José Roberto Guzzo, mais conhecido como J.R. Guzzo,  um jornalista brasileiro, diretor editorial do grupo EXAME e colunista das revistas EXAME e VEJA, integrando ainda o Conselho Editorial da Abril.

O pior dos mundos nesse embate entre Bolsonaro e mídia é a briga de rua na qual se vive hoje; não têm nada de bom, de um lado, e têm tudo de ruim, de outro.

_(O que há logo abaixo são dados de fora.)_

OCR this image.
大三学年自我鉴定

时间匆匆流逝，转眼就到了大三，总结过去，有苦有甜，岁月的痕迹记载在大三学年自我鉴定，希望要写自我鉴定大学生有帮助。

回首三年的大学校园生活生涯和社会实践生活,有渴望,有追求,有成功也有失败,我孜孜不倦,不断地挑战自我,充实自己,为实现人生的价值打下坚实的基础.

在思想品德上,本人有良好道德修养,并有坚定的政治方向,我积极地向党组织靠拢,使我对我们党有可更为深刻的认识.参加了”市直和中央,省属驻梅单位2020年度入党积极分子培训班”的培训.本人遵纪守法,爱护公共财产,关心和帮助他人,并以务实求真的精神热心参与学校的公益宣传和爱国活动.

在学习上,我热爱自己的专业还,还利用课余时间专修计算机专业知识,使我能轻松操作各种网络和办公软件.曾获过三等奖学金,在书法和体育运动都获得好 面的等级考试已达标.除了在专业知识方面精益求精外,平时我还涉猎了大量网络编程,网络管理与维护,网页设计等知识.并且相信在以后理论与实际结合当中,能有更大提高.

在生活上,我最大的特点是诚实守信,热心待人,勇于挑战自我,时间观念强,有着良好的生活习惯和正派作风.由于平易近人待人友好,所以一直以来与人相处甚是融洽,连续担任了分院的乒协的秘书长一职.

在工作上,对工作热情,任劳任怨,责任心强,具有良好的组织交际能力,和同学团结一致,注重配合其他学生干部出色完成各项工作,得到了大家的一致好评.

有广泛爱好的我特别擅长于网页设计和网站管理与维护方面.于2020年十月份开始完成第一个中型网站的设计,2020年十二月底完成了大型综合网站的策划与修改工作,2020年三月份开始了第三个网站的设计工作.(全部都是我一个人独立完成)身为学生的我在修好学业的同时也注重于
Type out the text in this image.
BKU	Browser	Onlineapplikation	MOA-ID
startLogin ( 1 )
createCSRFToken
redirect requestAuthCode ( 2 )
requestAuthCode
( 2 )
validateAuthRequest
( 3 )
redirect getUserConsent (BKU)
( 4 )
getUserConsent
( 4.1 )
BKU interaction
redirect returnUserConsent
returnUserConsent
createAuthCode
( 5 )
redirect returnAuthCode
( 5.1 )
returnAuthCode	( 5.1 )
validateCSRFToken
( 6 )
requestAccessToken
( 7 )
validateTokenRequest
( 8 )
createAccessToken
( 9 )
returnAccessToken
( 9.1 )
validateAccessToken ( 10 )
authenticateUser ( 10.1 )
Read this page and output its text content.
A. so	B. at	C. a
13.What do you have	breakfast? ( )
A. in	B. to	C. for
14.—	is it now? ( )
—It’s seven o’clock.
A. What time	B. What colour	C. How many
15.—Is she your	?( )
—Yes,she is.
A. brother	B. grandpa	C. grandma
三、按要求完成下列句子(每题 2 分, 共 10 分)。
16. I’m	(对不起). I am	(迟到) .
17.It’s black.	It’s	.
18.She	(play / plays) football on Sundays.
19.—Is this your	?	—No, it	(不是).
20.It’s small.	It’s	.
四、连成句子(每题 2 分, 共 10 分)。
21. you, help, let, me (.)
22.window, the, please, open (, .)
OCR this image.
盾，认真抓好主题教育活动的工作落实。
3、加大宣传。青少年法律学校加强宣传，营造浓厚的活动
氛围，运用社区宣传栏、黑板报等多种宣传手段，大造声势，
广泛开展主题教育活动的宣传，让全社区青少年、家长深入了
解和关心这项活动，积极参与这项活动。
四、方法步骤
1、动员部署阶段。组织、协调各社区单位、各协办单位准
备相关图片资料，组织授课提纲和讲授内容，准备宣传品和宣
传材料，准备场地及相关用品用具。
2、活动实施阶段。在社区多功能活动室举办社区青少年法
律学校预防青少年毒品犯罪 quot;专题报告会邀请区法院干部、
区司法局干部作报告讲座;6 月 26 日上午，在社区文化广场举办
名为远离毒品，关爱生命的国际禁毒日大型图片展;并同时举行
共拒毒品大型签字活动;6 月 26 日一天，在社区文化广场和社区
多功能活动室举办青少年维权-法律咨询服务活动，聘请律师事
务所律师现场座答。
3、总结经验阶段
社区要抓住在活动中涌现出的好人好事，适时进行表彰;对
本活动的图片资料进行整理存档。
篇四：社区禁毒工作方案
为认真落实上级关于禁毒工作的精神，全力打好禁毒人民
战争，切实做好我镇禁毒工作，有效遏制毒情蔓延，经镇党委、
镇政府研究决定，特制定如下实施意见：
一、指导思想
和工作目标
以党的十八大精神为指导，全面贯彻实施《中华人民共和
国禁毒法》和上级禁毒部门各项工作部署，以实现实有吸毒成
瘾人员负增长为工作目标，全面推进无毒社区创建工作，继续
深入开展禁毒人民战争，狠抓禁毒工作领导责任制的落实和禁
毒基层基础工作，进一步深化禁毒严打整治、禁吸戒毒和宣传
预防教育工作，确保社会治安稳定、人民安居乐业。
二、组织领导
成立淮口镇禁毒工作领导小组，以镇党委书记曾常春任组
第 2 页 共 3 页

Está na hora, mais uma vez, de falar algumas coisas sobre as guerras sem pausa, sem cavalheiros e sem regras a que o público pode assistir nestes tempos de cólera descontrolada entre os meios de comunicação e o governo do presidente Jair Bolsonaro. É o caso de indagar: será que o leitor já não está enjoado de continuar ouvindo a mesma ladainha? A única opção disponível, enquanto não se consegue uma resposta decente para a pergunta, é ir adiante – não vale fazer de conta que está tudo bem, pois nada está bem. Na verdade, nunca esteve tão mal, e quem paga o preço é o cidadão que sustenta as duas partes, governo e imprensa. Ele teria o direito de ser informado sobre como o seu país está sendo governado. Não é o que acontece. O que lê, ouve ou vê na mídia só está servindo para lhe mostrar que os dois lados não estão aí para explicar, mas para se detestar – e parecem perfeitamente satisfeitos em continuar assim.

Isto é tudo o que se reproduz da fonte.